According to researchers from the University of Washington, the University of Illinois at Urbana-Champaign and the University of the North West, the device worked on laboratory mice suffering from incontinence or who often feel the urge to wet and one day could be used in humans.
Previously, those with severe bladder problems are treated with stimulators that send an electrical current into the nerve that controls the bladder, but it can also stop the normal nerve signal to other organs.
The researchers implanted a device similar to a soft and elastic belt around the bladder.
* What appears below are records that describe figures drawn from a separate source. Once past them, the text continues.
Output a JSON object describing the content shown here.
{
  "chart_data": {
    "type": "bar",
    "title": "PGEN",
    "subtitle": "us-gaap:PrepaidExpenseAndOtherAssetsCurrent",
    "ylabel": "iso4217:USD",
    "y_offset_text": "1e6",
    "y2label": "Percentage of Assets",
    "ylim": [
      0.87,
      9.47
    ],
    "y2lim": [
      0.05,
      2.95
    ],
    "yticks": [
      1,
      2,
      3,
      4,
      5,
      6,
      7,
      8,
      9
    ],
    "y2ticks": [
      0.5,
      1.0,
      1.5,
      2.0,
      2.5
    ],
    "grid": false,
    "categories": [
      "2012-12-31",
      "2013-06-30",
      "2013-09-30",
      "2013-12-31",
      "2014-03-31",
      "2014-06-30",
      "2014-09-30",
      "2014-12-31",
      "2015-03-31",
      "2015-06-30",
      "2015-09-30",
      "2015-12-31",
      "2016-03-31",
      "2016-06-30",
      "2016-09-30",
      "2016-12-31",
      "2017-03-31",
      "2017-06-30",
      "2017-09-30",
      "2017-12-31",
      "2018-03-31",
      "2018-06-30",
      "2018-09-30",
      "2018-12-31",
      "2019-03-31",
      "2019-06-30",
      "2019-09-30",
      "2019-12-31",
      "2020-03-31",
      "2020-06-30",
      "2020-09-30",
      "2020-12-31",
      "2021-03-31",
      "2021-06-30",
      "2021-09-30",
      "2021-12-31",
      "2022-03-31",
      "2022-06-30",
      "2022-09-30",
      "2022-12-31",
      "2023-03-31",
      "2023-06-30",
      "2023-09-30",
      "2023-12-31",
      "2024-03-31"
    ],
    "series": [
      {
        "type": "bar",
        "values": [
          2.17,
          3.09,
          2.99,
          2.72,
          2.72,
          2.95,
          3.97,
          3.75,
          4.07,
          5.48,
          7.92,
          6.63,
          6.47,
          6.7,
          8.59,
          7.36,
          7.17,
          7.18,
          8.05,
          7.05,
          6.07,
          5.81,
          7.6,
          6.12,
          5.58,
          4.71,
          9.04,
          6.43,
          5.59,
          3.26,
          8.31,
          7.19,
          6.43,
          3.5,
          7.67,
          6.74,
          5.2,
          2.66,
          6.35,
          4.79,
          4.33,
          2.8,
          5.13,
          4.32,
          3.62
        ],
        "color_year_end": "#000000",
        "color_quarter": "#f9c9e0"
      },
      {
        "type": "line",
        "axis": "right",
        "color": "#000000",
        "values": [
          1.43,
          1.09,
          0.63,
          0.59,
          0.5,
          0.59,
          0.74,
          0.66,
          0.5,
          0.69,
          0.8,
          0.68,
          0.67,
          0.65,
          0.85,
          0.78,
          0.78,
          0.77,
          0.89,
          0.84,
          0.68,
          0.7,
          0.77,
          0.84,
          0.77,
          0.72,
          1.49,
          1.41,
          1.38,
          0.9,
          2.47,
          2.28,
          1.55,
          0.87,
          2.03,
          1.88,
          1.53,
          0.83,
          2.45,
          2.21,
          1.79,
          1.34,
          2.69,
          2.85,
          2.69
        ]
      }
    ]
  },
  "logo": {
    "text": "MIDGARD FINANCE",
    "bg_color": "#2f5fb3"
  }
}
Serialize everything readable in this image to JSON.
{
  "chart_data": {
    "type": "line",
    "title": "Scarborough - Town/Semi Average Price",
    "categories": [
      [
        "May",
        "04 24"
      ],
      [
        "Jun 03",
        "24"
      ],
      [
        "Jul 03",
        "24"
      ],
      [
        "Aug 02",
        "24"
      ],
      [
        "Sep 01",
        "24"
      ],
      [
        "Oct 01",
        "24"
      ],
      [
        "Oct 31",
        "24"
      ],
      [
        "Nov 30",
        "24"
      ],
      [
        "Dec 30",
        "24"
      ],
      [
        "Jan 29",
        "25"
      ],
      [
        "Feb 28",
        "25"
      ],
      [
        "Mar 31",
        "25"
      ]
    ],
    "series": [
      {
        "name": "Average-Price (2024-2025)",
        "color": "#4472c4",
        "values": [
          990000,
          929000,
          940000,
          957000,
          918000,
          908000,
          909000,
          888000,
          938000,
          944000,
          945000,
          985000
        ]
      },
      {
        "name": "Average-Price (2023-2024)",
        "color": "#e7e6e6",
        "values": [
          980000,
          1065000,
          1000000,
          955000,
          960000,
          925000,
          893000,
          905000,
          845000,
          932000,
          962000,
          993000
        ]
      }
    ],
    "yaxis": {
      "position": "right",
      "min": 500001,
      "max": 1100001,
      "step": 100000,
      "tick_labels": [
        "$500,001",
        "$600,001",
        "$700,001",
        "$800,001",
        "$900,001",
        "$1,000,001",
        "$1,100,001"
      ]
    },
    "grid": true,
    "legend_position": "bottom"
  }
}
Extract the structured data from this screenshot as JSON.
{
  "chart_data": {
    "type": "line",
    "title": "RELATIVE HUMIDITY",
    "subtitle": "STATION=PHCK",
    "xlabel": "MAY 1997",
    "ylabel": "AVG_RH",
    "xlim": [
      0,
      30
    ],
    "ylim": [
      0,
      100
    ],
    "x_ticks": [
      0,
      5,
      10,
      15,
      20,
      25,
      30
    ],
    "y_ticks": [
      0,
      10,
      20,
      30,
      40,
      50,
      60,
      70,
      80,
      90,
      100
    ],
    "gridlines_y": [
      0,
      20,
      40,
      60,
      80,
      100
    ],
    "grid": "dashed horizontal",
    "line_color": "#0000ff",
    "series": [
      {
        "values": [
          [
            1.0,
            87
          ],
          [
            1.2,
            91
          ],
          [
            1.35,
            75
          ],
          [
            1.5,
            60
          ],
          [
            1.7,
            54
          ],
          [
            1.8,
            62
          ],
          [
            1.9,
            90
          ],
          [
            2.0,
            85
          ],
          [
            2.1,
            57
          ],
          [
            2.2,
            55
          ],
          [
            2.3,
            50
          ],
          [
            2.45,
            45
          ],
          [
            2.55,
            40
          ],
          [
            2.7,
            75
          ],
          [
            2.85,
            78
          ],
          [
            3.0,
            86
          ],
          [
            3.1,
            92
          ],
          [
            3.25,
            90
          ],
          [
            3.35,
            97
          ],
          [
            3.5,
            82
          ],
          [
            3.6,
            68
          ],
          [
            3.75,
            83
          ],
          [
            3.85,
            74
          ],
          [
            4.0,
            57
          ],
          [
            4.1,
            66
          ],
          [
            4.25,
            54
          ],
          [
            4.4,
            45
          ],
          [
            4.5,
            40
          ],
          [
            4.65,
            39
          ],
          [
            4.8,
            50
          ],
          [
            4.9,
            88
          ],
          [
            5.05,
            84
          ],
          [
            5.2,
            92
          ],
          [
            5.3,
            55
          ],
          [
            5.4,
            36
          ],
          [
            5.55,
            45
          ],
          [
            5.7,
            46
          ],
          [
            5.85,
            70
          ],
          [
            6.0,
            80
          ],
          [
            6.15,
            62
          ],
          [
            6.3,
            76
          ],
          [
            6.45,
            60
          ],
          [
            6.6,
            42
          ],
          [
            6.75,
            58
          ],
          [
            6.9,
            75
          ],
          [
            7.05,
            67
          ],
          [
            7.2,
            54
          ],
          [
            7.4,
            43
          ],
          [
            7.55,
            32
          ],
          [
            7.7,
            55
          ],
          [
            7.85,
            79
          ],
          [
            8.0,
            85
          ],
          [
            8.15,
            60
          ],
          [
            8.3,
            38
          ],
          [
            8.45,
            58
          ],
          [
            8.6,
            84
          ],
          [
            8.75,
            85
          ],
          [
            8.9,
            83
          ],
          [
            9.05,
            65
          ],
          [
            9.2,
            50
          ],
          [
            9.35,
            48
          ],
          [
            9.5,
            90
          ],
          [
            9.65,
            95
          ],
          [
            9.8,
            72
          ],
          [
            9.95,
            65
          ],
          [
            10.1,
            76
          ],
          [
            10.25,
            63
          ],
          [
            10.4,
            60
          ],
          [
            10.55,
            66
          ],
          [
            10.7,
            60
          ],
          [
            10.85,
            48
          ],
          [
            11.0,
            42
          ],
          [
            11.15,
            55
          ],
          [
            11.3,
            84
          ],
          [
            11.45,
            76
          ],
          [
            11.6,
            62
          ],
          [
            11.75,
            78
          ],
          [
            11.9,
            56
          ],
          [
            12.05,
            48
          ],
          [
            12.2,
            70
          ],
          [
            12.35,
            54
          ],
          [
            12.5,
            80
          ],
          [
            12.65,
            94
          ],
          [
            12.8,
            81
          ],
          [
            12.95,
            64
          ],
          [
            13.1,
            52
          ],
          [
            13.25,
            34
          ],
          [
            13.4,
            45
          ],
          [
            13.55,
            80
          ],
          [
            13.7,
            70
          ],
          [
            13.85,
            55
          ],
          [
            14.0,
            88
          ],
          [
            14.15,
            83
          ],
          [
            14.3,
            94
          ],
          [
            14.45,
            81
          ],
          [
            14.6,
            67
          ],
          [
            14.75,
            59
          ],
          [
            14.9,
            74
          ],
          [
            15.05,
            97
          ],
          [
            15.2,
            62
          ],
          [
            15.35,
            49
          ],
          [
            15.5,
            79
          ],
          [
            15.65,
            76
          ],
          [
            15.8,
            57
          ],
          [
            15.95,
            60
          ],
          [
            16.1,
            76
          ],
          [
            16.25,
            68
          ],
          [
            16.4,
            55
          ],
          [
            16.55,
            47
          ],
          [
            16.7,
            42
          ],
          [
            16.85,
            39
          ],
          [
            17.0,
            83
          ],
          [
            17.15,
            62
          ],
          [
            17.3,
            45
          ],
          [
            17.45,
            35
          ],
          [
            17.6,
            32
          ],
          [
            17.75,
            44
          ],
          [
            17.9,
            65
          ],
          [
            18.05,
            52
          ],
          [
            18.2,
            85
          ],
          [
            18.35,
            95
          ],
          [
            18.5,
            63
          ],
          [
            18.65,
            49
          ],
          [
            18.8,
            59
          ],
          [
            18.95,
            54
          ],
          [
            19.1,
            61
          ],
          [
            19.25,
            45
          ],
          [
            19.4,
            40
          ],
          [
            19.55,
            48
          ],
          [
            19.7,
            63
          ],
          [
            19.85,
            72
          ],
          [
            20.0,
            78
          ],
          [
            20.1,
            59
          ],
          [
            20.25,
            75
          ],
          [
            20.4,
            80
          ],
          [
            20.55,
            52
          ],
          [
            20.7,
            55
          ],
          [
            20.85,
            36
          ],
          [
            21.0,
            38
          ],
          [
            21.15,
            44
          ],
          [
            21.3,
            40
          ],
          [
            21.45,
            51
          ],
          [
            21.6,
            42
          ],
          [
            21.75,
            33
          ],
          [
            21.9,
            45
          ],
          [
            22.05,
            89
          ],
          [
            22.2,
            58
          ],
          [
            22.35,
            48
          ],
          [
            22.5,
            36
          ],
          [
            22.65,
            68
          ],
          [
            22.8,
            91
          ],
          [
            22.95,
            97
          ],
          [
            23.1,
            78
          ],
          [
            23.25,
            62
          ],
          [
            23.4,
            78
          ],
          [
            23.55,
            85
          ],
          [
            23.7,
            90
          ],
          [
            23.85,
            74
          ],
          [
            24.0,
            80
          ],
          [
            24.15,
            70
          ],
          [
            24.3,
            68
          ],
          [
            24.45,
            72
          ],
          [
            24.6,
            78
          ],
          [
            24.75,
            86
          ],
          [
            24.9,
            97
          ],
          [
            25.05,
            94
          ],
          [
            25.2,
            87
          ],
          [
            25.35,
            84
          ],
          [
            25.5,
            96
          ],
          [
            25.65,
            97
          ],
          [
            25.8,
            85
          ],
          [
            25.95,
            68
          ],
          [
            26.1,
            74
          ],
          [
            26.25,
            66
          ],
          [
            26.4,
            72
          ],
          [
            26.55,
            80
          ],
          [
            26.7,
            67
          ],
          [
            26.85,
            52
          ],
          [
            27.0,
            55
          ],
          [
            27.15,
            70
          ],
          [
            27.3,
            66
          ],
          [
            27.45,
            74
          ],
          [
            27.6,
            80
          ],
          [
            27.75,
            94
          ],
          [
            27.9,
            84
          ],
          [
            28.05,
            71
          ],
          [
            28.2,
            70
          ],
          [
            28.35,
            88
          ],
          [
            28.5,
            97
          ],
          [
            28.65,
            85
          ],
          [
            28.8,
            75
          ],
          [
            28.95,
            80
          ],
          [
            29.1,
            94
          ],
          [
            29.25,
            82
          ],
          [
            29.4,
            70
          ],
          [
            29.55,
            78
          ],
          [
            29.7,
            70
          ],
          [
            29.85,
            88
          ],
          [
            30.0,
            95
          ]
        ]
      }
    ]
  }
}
As the bladder is full and empty, the belt expands and contracts.
They also injected proteins called opsins in the bladder of the animal, making the nerve cells in the bladder sensitive to external light signals.
"When the bladder empties too often, the external device sends a signal that activates the micro-LEDs in the bladder depot device, and then the lights shine on the sensory neurons of the bladder," said Robert Gero. University of Washington, one of the studies. senior researchers
"This reduces the activity of sensory neurons and restores the normal function of the bladder," said Gero.
According to researchers, it is likely that human devices are implanted without surgery, using catheters to put them through the urethra in the bladder.